Just for playing around, the biggest drawback is internal resistance.  Yes you can put two hunks of dissimilar metal in vinegar and measure a voltage, but that doesn't mean it's useful.  To minimize resistance, and therefore maximize the amount of power that can be drawn from the cell, you need to get the electrodes as close together as possible (usually, using a soaked, permeable membrane to prevent the electrodes from shorting out!), the area as large as possible (which is why spiral wound structures are so popular, using long, thin sheets of metal for the electrodes), and the electrolyte as conductive as is practical.

Electrolyte examples:
The dry cell uses ammonium chloride, which dissolves something like 40% strength in water.  Sodium chloride saturates at 25%, and potassium chloride around 33%.
The alkaline cell uses something like 20% KOH, a strong base.
The lead-acid cell uses 20-40% sulfuric acid, as its name implies.
All of these are pretty strong (near saturation), and good ionic conductors.

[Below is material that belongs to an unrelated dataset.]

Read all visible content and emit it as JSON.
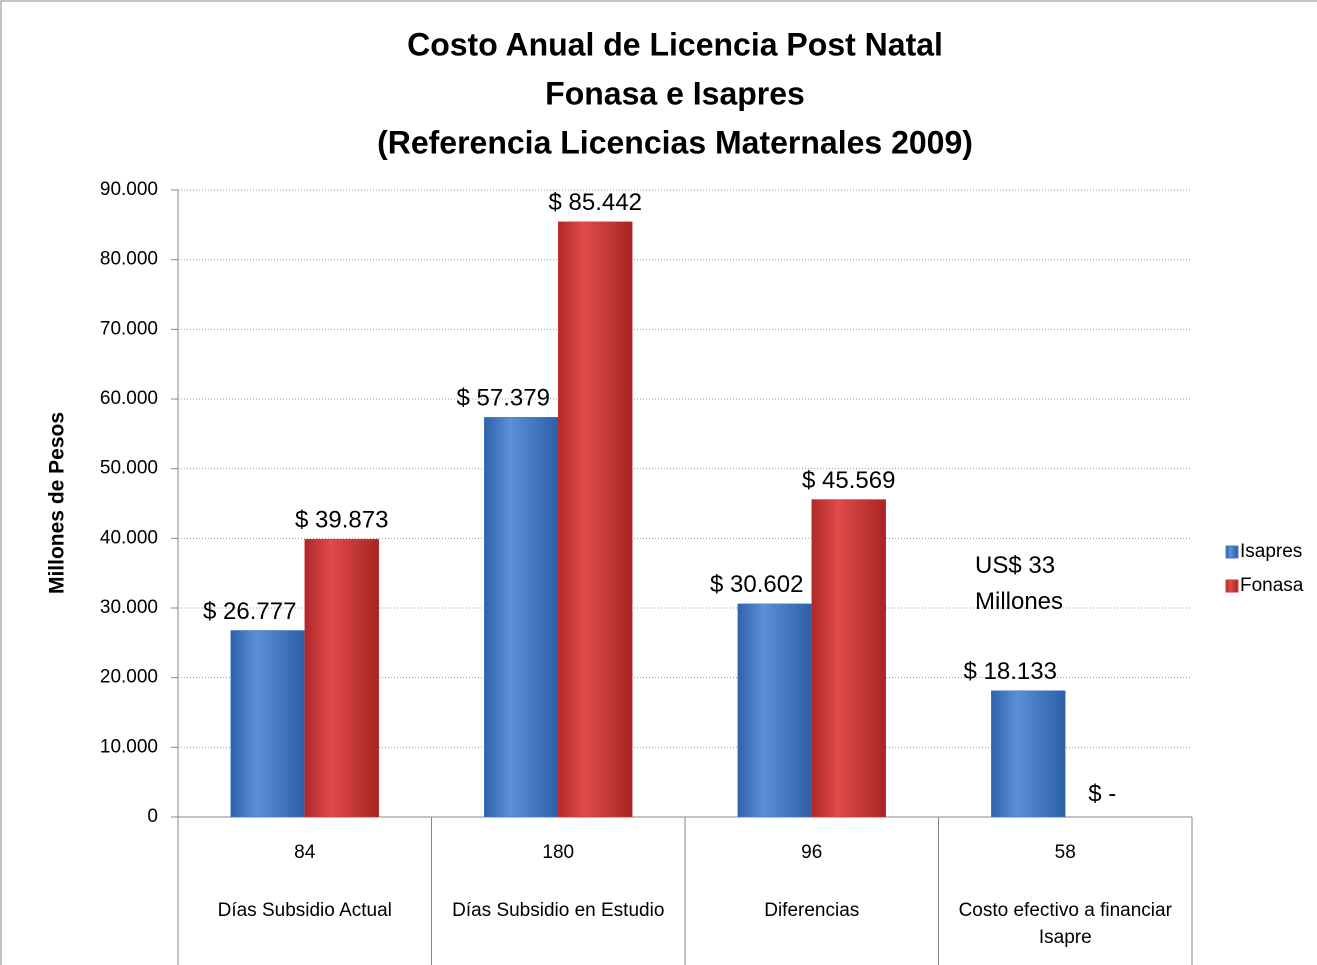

In the case of sulfuric acid, both the pure substance and the solution are liquids, so any strength from 0% to 100% could be made.  But as it happens, it's most conductive (most strongly ionized) around this strength.  Sulfuric acid can give up multiple ions when it dissolves, so it can make a more conductive solution, but only when dissolved sufficiently.  This, despite being weaker in solution!

Tim

Thank you so much for this information! Where did you learn this? I am deciding on using aluminium as the anode and carbon as the cathode. I am hoping to use vinegar with salt for the electrolyte. Will the carbon or aluminium react with it?  will aluminium foil work? What do I have to change to make this rechargeable? I understood something about being adherent.

Thank you so much

[IanB]

Thank you so much for this information! Where did you learn this? I am deciding on using aluminium as the anode and carbon as the cathode. I am hoping to use vinegar with salt for the electrolyte. Will the carbon or aluminium react with it?  will aluminium foil work? What do I have to change to make this rechargeable? I understood something about being adherent.

Detailed information about how batteries work would be found in college level chemistry, when studying electrochemistry. There you will find terms like standard electrode potentials, reduction potentials and half-cells.

For constructing an actual working cell, it may be better to reproduce an existing known design, since this is likely to produce a more interesting amount of electricity, to light a bulb or run a motor. A place to begin might be to look at the Leclanché cell and see if you can make one of those. (Some of the parts to make one, such as zinc and manganese dioxide, can be cheaply obtained by disassembling an ordinary "super heavy duty" dry cell from a dollar store.)